Spotify CEO Daniel Ek Doubles Down on Apple Critiques, Calls App Store Policies ‘Harmful’

Just two weeks after Spotify CEO Daniel Ek ripped Apple for “bullying” app owners in a Nov. 30 tweet thread, the executive doubled down on his comments during an interview that aired Thursday (Dec. 15) on the streamer’s For The Record podcast. During the appearance, Ek said Apple’s controls over payments and data on its app store create an anticompetitive environment that is “harmful for the economy and consumers.”

“They continue to give themselves unfair advantages really at every turn and setting themselves up as both the referee and player in this game,” stifling competition and hurting competitors and consumers, Ek said.


A vocal critic of the iPhone maker over the years, Ek has ramped up calls against Apple’s policies in recent months. The U.S. Senate has just weeks left in its current term to pass a bill that would rein in the control Apple and Alphabet Inc.’s Google exert over their apps marketplaces.

Introduced last year by Democratic Senators Amy Klobuchar and Richard Blumenthal along with Republican Senator Marsha Blackburn, the Open App Markets Act would block app store owners from requiring app developers to use its payments platform. The bill would also ban app stores from pushing their own products over competitors’ products and permit app developers to communicate more freely with customers and open the door to apps being downloadable from more platforms.
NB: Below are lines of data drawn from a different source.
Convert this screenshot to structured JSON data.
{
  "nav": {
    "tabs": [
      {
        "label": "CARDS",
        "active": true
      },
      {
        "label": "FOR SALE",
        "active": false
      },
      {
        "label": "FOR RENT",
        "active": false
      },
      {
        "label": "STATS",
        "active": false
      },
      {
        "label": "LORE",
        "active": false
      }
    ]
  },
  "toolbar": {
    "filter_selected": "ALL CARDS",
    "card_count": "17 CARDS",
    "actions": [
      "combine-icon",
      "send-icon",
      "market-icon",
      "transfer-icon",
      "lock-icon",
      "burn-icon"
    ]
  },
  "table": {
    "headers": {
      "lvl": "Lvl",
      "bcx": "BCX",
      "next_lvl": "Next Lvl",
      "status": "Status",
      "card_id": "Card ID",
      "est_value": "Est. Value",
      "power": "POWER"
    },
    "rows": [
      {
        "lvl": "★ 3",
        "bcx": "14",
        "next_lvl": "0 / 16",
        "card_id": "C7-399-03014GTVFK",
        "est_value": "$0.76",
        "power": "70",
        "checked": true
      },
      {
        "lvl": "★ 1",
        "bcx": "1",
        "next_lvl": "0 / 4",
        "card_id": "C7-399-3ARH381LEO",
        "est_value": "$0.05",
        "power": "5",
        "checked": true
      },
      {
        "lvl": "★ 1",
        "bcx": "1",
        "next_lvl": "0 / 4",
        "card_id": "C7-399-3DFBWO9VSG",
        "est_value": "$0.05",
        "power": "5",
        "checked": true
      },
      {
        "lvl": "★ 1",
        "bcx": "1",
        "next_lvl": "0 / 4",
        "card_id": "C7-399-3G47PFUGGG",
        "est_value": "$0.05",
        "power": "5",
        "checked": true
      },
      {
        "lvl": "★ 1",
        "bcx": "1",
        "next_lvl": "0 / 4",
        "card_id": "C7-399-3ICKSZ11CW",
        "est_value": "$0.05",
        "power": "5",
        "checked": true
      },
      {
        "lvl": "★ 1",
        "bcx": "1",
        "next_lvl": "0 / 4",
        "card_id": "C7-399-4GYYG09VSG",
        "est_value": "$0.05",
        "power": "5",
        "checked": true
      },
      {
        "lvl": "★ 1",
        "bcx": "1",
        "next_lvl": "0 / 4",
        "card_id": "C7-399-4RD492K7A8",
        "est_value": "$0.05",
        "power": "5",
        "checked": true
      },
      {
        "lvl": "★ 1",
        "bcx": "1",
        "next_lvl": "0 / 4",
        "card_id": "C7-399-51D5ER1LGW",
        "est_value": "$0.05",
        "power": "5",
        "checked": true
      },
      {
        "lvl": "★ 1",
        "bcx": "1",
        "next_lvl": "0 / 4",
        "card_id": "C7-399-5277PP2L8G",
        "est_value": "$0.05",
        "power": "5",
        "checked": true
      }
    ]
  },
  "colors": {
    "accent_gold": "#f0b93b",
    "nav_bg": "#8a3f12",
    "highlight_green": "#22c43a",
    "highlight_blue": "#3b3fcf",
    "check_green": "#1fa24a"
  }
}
Speaking on the podcast, Senator Blackburn said the bill is gaining support daily.

“The reason we need this is to open up the marketplace to allow more competition, to allow developers to be able to take their product directly to the consumer,” which would lower some costs for developers at a time of high inflation in the U.S., Blackburn said.

App stores run by Apple and Google have traditionally taken a cut of in-app purchases. Prior to 2016, Spotify charged users 30% more if customers upgraded to a premium subscription inside Apple’s App Store to offset Apple’s 30% fee. To save on fees, Spotify has not allowed in-app purchasing on its Apple app since 2016.

Ek threw the weight of his company behind Blackburn’s bill on the podcast, saying that Spotify believes there needs to be regulation in this space to make clear that developers or companies can interact with consumers.

“There is an enormous concentration of power where one company here [is] dictating the rules for how millions of companies should be able to conduct business,” Ek said on the podcast.

This is not the first time Ek has taken on Apple’s App Store in the regulatory arena. In 2019, Spotify filed a complaint with the European Commission against Apple, alleging that rules governing its App Store “purposely limit choice and stifle innovation at the expense of the user experience — essentially acting as both a player and referee to deliberately disadvantage other app developers.”

Apple did not immediately respond to a request for comment.